Procedural developments—including the denial of OpenAI’s motion to dismiss core copyright claims and expansive preservation orders—indicate that the court is treating the New York Times’ allegations as substantial enough to warrant extensive discovery. Judge Sidney Stein rejected OpenAI’s motion to dismiss on April 4, 2025, allowing primary copyright claims to advance. Then in May 2025, Magistrate Judge Ona T. Wang issued a preservation order requiring OpenAI to retain all ChatGPT conversation logs affecting over 400 million users globally. When OpenAI challenged this burden, Judge Stein upheld the order, demonstrating willingness to impose substantial discovery requirements.

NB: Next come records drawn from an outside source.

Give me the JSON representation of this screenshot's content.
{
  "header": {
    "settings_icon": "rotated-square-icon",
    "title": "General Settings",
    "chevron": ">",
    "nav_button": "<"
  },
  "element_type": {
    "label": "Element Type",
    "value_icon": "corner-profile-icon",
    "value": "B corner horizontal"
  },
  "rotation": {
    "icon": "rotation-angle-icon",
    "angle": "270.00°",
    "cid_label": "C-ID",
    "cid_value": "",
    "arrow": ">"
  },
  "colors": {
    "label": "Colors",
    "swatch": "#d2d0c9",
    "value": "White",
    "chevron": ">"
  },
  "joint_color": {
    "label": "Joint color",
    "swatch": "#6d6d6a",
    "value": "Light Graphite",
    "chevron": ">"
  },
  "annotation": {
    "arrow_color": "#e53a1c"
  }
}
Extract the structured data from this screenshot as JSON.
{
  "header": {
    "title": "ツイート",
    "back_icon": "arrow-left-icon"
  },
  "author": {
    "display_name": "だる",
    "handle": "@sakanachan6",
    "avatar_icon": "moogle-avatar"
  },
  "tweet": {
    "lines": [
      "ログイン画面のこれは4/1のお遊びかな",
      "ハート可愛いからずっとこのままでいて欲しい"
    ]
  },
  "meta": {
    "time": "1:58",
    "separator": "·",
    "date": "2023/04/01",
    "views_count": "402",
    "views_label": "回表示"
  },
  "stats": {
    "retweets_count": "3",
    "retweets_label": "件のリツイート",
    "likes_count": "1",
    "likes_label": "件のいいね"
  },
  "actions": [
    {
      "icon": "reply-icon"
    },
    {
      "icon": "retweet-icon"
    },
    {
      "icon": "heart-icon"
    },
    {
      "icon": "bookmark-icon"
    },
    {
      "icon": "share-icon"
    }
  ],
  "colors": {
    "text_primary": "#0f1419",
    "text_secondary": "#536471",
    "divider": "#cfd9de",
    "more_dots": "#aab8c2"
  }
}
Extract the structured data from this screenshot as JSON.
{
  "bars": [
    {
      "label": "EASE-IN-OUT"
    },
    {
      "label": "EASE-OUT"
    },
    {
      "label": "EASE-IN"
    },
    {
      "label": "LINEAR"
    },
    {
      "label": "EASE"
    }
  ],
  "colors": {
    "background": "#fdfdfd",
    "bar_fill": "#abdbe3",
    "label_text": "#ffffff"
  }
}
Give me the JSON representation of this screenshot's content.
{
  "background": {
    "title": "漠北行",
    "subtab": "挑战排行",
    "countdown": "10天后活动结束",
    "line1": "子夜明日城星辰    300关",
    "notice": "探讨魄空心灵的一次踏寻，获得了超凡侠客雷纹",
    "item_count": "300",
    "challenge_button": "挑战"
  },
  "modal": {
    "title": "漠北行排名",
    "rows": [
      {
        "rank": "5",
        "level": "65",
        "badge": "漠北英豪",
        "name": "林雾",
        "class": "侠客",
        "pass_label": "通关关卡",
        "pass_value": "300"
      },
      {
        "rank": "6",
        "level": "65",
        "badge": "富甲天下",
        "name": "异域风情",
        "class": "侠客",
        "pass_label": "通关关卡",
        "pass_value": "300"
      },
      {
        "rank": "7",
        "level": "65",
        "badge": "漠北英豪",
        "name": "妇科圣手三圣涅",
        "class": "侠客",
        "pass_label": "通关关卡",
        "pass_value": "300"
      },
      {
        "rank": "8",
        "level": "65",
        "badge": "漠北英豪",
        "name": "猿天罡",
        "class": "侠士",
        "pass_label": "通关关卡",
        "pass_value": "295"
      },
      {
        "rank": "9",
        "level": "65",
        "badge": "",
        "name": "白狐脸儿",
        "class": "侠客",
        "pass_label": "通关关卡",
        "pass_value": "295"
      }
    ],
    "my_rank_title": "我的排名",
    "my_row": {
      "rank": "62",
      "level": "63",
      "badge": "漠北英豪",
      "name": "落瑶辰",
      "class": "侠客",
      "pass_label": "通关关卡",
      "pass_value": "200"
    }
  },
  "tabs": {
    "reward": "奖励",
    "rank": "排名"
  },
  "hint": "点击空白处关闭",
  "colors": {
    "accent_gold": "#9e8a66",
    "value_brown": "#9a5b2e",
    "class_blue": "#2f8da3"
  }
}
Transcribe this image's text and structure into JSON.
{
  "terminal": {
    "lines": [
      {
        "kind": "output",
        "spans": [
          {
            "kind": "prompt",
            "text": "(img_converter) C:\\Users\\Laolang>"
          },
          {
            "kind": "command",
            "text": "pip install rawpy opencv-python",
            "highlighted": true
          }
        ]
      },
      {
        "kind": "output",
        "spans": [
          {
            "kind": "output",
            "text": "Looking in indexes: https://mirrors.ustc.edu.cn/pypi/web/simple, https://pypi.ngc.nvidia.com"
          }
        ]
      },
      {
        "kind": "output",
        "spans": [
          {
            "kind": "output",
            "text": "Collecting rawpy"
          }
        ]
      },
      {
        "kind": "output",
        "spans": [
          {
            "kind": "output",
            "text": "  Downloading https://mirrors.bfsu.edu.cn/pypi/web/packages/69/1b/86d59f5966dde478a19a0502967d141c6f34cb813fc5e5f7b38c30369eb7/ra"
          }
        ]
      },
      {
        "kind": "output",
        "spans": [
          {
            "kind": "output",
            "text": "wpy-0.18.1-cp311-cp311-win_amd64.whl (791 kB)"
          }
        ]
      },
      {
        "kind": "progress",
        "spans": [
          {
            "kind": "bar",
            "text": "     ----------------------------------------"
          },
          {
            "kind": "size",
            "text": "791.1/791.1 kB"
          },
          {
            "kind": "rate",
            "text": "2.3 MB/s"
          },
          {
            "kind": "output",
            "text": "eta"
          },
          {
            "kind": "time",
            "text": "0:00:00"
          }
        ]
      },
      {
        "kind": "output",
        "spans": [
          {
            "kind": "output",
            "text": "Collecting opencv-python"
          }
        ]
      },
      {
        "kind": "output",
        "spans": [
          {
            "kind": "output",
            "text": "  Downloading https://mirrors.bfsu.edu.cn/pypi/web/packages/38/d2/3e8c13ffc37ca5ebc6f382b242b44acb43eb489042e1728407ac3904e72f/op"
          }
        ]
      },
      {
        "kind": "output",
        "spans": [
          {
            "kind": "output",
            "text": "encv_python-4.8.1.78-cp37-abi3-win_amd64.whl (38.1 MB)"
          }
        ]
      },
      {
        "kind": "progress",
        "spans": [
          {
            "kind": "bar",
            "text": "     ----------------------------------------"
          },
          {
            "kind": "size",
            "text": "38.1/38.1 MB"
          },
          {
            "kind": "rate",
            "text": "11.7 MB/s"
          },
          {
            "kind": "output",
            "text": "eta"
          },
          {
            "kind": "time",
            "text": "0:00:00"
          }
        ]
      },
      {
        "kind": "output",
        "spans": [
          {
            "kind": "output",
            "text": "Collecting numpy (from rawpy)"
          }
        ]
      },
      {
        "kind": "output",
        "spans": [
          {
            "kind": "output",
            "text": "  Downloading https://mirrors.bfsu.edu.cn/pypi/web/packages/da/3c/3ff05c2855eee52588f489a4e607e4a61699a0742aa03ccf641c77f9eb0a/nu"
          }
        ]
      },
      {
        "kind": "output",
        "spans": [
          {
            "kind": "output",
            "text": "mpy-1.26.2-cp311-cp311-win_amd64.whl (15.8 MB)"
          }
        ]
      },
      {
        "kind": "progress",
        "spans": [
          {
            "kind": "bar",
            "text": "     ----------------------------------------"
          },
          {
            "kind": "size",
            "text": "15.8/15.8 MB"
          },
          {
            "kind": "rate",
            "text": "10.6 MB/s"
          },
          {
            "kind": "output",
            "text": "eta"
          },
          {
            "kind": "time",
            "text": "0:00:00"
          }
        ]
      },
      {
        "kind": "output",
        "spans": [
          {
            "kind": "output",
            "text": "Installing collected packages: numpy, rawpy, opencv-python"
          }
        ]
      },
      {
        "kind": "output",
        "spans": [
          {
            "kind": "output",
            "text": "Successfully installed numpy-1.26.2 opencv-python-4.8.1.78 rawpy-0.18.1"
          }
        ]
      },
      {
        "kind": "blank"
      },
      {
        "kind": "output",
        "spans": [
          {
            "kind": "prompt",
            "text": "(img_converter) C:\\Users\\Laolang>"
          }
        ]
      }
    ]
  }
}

The scale of this discovery highlights unprecedented challenges. Traditional copyright disputes might involve thousands of documents; here, relevant evidence potentially encompasses billions of user interactions, raising complex questions about privacy, privilege, and trade secrets. Yet the courts appear willing to mandate this level of discovery, recognising that without it, AI companies could exploit technical complexity to shield themselves from scrutiny.
A different challenge emerged with Dow Jones & Company and the New York Post’s lawsuit against Perplexity AI, filed on October 21, 2024. Unlike traditional AI training cases, this focused on “retrieval-augmented generation” (‘RAG’)—RAG technology that combines pre-trained models with real-time database queries. Perplexity allegedly scrapes news content into RAG databases, allowing users to bypass publishers’ websites entirely. The company marketed this as “Skip the links”, which the plaintiffs characterised as a brazen admission of market substitution intent.[11]
Perplexity defended its approach vigorously, arguing that AI-enhanced search represents transformative technology that benefits users by efficiently delivering information. The company claimed publishers wish this technology didn’t exist because they would prefer a world where “publicly reported facts are owned by corporations.” However, the plaintiffs distinguished Perplexity from the search engines stating that a traditional search enables the discovery of their work, while Perplexity provides substitutes for it.
RAG technology presents distinct legal questions from training-based models. Traditional AI training involves one-time copying into model parameters; RAG involves ongoing scraping and database maintenance. The copying is more direct, continuous, and obviously serves identical purposes as the original journalism. If courts ultimately treat some training uses as fair but view certain RAG implementations as non‑fair, AI companies may need to make difficult architectural choices about how they ingest and serve copyrighted content.
Regulatory Frameworks: When Legislatures Step In
While courts battle with questions of doctrine, regulators worldwide construct frameworks that may render moot some of the legal debates. From August 2, 2026, the EU AI Act’s applicable provisions will impose transparency and documentation obligations on many AI developers, including significant disclosure duties regarding training data and model behaviour, backed by fines of up to €15 million or a percentage of global turnover. [12] California’s AB 2013, effective January 2026, introduces training‑data‑transparency requirements for certain AI services. Together with the EU regime, these measures are likely to influence global practice because major providers operate in both jurisdictions since major AI companies serve both markets and cannot practically maintain different disclosure practices for different jurisdictions.[13]
The United Kingdom has so far pursued a more flexible, sector‑led approach, including exploring opt‑out mechanisms that would allow creators to exclude works from AI training while leaving room for unlicensed use of non‑opt‑out material.This approach acknowledges creators’ concerns while preserving AI companies’ ability to train on non-excluded material without licensing. Whether this balances competing interests or simply shifts burdens to creators remains contested, but it represents an alternative to Europe’s mandatory disclosure model.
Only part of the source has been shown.